Genç Yaşta Gösterdiği Kerametler
Osman Efendi, daha genç yaşlarda Hoca Ahmed Yesevi'nin dergahına gönderildi. Burada kısa sürede birçok keramet göstermeye başladı. En ünlü hikayelerinden biri, Çinli tüccarlar tarafından getirilen bir sorunu çözmesi. Ülkesinde ortaya çıkan ve insanları tehdit eden bir ejderhayı öldürmek üzere Çin'e giden Osman Efendi, bu görevi başarıyla tamamladı ve "Emr-i Çin" lakabını aldı. Bu lakap zamanla "Emirci" olarak değişti ve Yozgat yöresinde bu isimle anılmaya başlandı.
Anadolu'ya Yolculuk ve Osman Paşa ile Buluşma
Hoca Ahmed Yesevi'nin vefatının ardından, Osman Efendi artık Türkistan'da kalmaz ve Anadolu'ya, özellikle de Yozgat'ın Keçikıran Köyü'ne yolculuk eder. Burada Selçuklu veziri Osman Paşa ile karşılaşır. Osman Paşa, Emir Sultan'ın şöhretini duyduktan sonra onunla sohbet etmek ve talebesi olmak üzere yanına gelir. Bu buluşma, Osman Paşa'nın hayatında önemli bir dönemeç oluşturur.
Efsanelerle Dolu Bir Yaşam
Osman Efendi, yerel halk arasında çeşitli efsanelere konu olmuştur. Bunlardan biri, Anadolu'nun fethi sırasında İsfahanlı Halit Paşa, Veysel Karani’nin torunu Mehmed-i Şerafetdin ve İmam Hüseyin’in torunu Sekune Hanım ile birlikte Osmanpaşa Kasabası civarına gelmesidir. Bu bölgede gerçekleştirdiği fetihler ve mucizeler, onun ününü daha da artırmıştır.

Osmanpaşa Tekkesi'nin Kuruluşu
Osman Efendi, fetihlerin tamamlanmasının ardından bir tekke kurar ve burada mürit yetiştirmeye başlar.

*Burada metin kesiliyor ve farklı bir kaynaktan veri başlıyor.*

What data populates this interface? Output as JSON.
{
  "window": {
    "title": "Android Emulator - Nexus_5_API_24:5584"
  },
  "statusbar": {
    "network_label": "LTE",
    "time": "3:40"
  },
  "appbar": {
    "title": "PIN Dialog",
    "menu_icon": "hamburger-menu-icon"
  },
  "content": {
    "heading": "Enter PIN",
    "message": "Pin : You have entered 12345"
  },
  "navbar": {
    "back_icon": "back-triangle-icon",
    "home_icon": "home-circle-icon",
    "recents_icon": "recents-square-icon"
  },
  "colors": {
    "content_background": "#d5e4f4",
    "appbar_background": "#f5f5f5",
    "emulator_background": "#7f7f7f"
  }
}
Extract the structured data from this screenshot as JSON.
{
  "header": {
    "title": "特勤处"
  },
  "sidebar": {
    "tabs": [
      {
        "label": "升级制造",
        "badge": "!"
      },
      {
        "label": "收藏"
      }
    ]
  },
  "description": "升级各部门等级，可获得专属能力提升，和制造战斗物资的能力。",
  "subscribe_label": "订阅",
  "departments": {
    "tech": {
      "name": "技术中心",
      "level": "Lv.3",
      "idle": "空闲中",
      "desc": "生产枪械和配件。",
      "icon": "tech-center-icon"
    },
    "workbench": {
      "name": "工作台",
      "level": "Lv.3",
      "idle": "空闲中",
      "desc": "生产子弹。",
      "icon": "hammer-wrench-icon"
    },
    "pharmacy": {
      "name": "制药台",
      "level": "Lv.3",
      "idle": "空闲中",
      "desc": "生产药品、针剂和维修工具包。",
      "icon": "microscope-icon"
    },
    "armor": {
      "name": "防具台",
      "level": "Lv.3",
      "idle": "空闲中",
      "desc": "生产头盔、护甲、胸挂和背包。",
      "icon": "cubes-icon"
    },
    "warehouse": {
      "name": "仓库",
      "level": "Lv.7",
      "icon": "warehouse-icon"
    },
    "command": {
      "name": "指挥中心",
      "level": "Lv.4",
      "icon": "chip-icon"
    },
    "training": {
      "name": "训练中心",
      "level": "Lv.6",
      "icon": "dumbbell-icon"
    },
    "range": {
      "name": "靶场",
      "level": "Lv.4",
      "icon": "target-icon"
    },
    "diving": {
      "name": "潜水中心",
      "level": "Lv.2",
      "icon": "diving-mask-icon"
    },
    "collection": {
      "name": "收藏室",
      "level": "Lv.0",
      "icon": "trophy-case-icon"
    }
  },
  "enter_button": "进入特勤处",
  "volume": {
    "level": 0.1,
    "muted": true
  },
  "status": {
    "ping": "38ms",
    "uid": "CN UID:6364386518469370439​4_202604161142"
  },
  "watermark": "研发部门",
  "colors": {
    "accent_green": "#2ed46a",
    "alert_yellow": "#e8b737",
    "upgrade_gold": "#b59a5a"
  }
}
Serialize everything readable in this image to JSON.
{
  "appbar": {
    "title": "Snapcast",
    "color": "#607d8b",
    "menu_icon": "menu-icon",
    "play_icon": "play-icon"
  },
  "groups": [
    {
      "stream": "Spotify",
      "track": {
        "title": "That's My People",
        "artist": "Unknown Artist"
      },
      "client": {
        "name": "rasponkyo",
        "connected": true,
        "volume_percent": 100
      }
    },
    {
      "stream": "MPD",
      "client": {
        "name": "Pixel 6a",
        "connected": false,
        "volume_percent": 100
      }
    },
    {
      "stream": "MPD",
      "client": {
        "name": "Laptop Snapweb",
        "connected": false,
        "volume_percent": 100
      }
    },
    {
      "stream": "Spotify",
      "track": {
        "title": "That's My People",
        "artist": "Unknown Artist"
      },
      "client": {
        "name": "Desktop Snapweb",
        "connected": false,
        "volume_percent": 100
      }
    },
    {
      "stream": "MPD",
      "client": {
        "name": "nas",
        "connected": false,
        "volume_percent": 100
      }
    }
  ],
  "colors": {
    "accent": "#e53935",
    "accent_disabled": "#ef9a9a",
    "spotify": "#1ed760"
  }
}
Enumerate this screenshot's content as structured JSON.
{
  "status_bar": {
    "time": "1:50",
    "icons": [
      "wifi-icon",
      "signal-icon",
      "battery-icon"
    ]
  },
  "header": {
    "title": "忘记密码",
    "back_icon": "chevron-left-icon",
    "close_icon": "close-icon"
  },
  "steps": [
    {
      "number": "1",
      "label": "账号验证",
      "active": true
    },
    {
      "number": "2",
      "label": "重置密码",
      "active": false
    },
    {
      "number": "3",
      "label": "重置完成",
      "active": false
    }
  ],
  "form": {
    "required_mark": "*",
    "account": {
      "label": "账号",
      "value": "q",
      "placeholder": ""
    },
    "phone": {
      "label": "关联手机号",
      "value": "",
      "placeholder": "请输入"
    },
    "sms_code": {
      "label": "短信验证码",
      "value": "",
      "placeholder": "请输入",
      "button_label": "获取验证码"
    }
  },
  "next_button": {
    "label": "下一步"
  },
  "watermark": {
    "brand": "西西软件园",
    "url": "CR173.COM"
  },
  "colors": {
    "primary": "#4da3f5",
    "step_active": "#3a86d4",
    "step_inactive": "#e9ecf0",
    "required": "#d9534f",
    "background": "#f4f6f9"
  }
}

Bu tekkenin ve kasabanın ismi, Osman Paşa'nın Emir Sultan'ın yanında mürit olarak kaldığı ve sonrasında tekkeye adını verdiği süreçle "Osmanpaşa Tekkesi" olarak değişir.
Türbenin Özellikleri
Bugün Osmanpaşa Kasabasında bulunan türbe, camiye bitişik, kubbeli, kübik bir yapıdadır. Yapım tarihi kesin olarak bilinmese de, içerisindeki sandukalardan 1240 yılından sonra inşa edildiği anlaşılmaktadır. Türbeye güneydeki yuvarlak çift kurallı kapıdan girilir ve içerisinde dört sanduka bulunur.
Bu türbe, Yozgat ve çevresindeki insanlar için sadece tarihi bir yapı olmanın ötesinde, büyük bir manevi öneme sahiptir.